The London band RIP Magic, by contrast, present something genuinely exciting: snottily menacing vocals, sandpapery textures and a sound that splits the difference between 90s experimental electronic music, 2010s indie-rock, weird European cold wave and Nine Inch Nails – but even that doesn’t begin to capture their irreverence. RIP Magic haven’t released any music yet, but there was such chatter around a recent string of sold-out shows at the London dive Mascara Bar that even a friend from Australia was texting me asking if I knew anything about them.
RIP Magic is the brainchild of the DJ and sound designer Marco Pini – also a member of the London post-punks Sorry – and the visual artist Felix Bayley-Higgins, who have been friends since sixth form, when they “used to hang out in the art rooms” as much as they could, says Pini. During the intervening decade, Bayley-Higgins occasionally contributed to Pini’s solo music, but RIP Magic is a more intentional joint project. “[We said] let’s just go 50/50 and do a fully shared thing, strip it back, be direct and quick and agile,” says Bayley-Higgins.
That directness is a response to the kind of projects the pair have been working on over the past few years: soundscapes for the Royal Academy, ambient tracks, stuff that makes it easy to get “lost in the sauce”, as Pini puts it. “We just dropped the bullshit at one point [and decided to] make music that we want to listen to and want to have fun to,” says Pini. “Like, let’s just make some bangers!”
The pair decamped to Hastings, where some of Pini’s family live, to write and record demos.
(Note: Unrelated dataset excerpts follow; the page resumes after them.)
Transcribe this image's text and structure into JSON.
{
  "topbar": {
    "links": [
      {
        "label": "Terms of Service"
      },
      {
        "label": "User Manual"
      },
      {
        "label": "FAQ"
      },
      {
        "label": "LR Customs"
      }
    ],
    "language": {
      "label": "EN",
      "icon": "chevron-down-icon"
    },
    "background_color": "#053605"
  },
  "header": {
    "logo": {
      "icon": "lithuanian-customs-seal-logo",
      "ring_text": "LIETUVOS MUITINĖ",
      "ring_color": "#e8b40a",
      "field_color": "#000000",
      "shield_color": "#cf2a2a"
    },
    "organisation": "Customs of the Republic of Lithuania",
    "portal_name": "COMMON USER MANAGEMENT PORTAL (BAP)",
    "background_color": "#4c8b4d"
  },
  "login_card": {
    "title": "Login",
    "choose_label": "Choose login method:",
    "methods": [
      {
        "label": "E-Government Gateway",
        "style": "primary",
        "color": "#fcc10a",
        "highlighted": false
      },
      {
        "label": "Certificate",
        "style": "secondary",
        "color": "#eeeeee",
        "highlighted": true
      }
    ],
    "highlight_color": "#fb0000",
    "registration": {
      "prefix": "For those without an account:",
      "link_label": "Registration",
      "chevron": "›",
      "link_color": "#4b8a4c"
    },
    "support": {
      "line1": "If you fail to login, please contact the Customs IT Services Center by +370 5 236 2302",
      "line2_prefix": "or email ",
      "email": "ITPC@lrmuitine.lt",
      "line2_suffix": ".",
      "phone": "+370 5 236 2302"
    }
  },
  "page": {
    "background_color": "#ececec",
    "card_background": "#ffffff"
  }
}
Theyhave since been back numerous times, always with the same original intention. “ People don’t actually do what they like – why not just make exactly what you like?” says Pini. Adds Bayley-Higgins: “There’s too many people trying to over-intellectualise music, rather than just let it be.”
This no-nonsense approach is clearly endearing to many: RIP Magic’s trajectory was accelerated last summer when Tyler, the Creator approached Pini and Bayley-Higgins during one of their DJ sets at the Standard hotel in London, asking if he could hear their demos. From there, they linked up with ATC Management (Nick Cave, PJ Harvey) and are positioned to become one of the capital’s next great hype bands.
Not that they seem too pressed about doing the industry thing. “We want to just keep doing it in a way where we have full control,” says Bayley-Higgins. Hopefully, they will release some singles in the spring; in the meantime, they want to put on weird shows – on a boat, for example, or in a boxing ring. “This shit should be fun,” says Bayley-Higgins. “Don’t overthink it.”